US Justice Department charges college basketball assistants in bribery scheme
The United States Justice Department has charged assistant coaches from four prominent college basketball programs in what it describes as a wide-ranging system of bribery and fraud related to financial advisors.
Assistant coaches Chuck Person (Auburn), Lamont Evans (Oklahoma State), Emanuel 'Book' Richardson (Arizona) and Tony Bland (USC) have been arrested along with Jim Gatto, the director of sports marketing at Adidas, and five others, the Justice Department and FBI announced on Tuesday.
The government also alleges Adidas helped facilitate payments of $100,000 and $150,000 to high school players to induce them to sign with Louisville and Miami.
"The picture painted by the charges brought today is not a pretty one," Acting US attorney Joon Kim said at a news conference in New York.
According to complaints filed with the US Circuit Court for the Southern District of New York, the FBI and US Attorney's Office have been investigating the "criminal influence of money" on NCAA basketball athletes and coaches since 2015.
The probe revealed "numerous instances" of financial advisors, business managers and others paying bribes to assistant college basketball coaches – and sometimes directly to players – in exchange for the coaches encouraging those athletes to use the services of the financial managers once they turned professional.
"All of those charged today contributed to a pay-to-play culture that has no business in college basketball," said Bill Sweeney of the FBI's New York office.
Sweeney added that the investigation is ongoing and encouraged anyone with information about similar schemes to contact the FBI's tip line.
Court documents filed by the government provide detailed breakdowns of meetings and telephone conversations involving the defendants.
The complaint against Person, a former Auburn star who played 13 years in the NBA, says he accepted approximately $91,500 in bribes over a 10-month period from a "cooperating witness" who ran a financial services firm and was facing federal fraud charges.
The same cooperating witness and financial adviser Munish Sood, who is likewise facing charges, met with Evans multiple times in 2016 and 2017 when Evans was an assistant at South Carolina and then Oklahoma State.

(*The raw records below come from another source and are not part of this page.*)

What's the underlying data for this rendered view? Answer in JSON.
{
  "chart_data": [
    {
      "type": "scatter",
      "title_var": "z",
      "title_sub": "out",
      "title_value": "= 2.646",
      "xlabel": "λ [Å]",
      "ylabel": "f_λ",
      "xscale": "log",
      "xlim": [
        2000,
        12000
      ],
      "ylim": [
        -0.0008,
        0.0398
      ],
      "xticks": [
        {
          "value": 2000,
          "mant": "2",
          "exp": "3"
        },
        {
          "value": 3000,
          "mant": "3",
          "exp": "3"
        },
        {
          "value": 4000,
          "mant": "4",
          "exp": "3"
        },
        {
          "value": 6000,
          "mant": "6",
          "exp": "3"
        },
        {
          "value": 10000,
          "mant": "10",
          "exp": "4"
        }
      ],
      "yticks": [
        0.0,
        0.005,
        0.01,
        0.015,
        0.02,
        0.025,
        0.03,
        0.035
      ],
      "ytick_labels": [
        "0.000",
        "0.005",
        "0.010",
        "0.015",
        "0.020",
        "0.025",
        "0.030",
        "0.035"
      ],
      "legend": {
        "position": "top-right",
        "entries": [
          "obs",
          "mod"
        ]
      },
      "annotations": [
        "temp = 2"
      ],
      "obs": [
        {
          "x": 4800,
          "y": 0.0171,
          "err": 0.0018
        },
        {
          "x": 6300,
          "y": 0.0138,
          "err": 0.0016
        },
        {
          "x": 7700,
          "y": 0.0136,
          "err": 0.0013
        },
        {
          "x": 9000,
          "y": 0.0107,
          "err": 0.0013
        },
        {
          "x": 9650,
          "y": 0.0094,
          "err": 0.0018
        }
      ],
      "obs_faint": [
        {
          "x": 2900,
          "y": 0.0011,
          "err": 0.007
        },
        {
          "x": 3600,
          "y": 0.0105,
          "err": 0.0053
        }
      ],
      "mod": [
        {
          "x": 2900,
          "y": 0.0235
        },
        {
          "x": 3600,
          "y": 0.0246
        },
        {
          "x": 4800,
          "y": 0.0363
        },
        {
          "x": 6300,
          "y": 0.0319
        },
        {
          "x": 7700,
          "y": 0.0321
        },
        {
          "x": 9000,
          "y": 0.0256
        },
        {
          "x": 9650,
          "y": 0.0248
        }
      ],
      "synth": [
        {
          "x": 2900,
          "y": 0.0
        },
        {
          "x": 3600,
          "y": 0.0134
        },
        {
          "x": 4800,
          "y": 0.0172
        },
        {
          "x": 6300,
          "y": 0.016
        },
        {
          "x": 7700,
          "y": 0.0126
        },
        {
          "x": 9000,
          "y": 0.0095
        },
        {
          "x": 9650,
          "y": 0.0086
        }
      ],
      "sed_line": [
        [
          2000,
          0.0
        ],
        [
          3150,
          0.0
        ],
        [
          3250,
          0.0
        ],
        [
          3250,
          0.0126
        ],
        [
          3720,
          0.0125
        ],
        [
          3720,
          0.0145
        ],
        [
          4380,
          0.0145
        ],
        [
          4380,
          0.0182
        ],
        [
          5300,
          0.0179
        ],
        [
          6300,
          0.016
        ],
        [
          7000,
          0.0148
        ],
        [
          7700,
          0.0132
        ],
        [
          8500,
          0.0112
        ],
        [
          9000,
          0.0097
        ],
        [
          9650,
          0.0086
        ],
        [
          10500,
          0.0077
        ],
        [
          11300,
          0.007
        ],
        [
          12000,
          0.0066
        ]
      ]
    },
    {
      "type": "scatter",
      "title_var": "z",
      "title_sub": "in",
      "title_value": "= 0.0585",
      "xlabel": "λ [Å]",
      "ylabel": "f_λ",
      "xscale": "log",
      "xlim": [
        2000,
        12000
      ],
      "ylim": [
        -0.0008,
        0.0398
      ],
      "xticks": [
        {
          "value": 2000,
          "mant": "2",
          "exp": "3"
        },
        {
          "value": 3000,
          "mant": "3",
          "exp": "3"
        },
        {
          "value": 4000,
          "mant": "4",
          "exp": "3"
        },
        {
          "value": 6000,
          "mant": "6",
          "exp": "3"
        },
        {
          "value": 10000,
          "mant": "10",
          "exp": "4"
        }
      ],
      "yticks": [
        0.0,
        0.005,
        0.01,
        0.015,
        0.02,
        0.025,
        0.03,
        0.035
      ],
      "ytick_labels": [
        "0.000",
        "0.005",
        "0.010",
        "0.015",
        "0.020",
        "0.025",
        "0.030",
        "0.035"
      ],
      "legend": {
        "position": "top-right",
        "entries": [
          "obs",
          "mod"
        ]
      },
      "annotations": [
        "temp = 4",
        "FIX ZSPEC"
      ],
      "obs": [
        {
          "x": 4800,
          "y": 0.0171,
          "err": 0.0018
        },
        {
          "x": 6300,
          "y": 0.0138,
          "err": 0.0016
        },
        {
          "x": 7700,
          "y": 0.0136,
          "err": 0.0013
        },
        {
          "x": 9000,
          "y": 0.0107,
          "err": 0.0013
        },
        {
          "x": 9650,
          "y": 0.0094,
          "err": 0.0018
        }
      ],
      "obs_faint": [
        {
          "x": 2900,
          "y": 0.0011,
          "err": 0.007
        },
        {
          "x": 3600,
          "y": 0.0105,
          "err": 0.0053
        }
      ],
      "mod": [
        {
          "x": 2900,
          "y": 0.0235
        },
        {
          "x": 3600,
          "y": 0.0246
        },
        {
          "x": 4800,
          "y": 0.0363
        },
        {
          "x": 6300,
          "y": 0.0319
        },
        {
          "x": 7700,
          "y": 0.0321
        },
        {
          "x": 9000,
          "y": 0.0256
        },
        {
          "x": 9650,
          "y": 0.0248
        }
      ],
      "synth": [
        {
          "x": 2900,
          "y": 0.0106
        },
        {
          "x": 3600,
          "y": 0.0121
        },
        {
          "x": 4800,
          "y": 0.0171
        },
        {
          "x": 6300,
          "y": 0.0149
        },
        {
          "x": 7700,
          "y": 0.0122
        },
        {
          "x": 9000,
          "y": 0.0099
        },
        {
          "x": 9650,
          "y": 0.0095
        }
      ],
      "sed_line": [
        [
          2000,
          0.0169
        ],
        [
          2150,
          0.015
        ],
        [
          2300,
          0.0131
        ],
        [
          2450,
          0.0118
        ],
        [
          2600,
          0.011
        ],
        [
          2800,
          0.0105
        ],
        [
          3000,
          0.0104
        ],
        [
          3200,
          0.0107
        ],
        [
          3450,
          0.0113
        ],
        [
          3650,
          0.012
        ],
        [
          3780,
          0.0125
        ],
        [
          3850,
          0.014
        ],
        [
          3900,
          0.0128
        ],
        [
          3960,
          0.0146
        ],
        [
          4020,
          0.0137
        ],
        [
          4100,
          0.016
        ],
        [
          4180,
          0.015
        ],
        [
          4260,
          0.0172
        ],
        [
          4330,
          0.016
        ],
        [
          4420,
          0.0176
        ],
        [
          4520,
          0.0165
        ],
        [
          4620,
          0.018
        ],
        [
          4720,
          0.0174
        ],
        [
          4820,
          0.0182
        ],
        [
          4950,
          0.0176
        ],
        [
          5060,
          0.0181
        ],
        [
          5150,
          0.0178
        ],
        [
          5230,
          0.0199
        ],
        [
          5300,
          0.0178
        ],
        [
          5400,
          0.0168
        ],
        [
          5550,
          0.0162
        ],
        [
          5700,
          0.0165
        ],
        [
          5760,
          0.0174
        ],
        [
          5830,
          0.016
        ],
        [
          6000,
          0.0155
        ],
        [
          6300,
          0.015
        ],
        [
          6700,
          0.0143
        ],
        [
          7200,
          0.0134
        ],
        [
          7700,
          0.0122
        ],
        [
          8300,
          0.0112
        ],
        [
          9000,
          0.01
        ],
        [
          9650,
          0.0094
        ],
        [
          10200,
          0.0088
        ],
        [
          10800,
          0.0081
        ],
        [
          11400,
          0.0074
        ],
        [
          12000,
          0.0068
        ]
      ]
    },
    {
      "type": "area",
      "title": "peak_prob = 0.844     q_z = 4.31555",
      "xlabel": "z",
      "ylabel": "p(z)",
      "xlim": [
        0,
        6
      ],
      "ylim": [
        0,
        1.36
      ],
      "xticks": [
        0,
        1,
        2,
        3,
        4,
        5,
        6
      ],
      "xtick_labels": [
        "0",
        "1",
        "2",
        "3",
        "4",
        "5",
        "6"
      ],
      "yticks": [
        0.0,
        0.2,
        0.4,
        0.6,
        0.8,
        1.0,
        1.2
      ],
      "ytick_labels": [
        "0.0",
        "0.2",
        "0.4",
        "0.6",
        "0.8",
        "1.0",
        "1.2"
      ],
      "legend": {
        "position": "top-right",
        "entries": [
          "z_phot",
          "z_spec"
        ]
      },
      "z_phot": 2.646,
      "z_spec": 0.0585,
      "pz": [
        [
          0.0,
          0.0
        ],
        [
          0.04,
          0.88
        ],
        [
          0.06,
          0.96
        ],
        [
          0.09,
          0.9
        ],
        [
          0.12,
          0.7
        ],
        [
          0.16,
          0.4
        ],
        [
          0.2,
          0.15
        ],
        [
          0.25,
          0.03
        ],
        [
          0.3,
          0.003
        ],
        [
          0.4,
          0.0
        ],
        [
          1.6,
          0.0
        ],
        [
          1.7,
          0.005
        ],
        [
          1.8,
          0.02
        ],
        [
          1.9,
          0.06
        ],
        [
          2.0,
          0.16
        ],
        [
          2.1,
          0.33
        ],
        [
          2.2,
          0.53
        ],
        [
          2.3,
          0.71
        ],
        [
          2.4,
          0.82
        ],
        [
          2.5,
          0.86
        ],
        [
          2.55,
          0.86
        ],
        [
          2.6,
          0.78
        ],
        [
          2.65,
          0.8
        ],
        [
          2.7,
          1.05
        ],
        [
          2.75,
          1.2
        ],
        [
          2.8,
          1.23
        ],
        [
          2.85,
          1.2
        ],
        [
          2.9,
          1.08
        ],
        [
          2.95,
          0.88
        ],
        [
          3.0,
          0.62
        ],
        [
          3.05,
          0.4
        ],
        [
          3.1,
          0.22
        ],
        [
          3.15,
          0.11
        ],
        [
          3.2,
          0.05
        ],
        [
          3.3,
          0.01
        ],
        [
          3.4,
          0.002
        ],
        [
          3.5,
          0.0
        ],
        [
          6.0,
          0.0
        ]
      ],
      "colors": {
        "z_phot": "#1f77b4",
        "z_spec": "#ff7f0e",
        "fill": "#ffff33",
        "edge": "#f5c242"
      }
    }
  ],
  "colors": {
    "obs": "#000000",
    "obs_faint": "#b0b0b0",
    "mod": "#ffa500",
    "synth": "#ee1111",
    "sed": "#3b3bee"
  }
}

The complaint states Evans was paid at least $22,000 in bribes over the course of a year to steer players to Sood's firm, Princeton Advisory Group. Former agent Christian Dawkins also is facing charges, the government says.
Sood and Dawkins also facilitated the payment of $20,000 in bribes to Richardson and $13,000 in bribes to Bland, according to the complaint.
Person, Evans, Richardson and Bland are charged with bribery conspiracy, solicitation of bribes, conspiracy to commit fraud and wire fraud.
In addition to taking bribe money for themselves, the government says Person, Richardson and Bland funneled cash to players or families of players as part of the scheme.
Sood and Dawkins are charged with bribery conspiracy, money laundering, payment of bribes, conspiracy to commit fraud and wire fraud. Adidas executives Gatto and Merl Code face similar charges for participating in the scheme with the intent to steer players to Adidas-sponsored programs and sign with the shoe company when they went pro.
The complaint says those four men funneled $100,000 from Adidas to the family of a high school player in exchange for the player's commitment to Louisville, an Adidas-sponsored program. Gatto, Code and Jonathan Brad Augustine, who works for an Adidas-sponsored AAU program, are accused of facilitating payments of $150,000 to another high school player to attend Adidas-sponsored Miami.
Adidas released a statement on Tuesday that read: "Today, we became aware that federal investigators arrested an Adidas employee. We are learning more about the situation. We're unaware of any misconduct and will fully cooperate with authorities to understand more."
Rashan Michel, a former NBA referee who made headlines in 2011 by getting into a fight with Dominique Wilkins after a Atlanta Hawks game, faces charges for acting as an intermediary between some of the coaches and the financial advisors.
"For these men, bribing coaches was a business investment," Kim said. "They knew that the corrupt coaches, in return for bribes, would pressure these young men to use their services."
The allegations in the various complaints would represent significant violations of the NCAA's rules and likely will result in significant penalties for the schools and coaches involved, but Kim said he did not believe the governing body was aware of the investigation until Tuesday.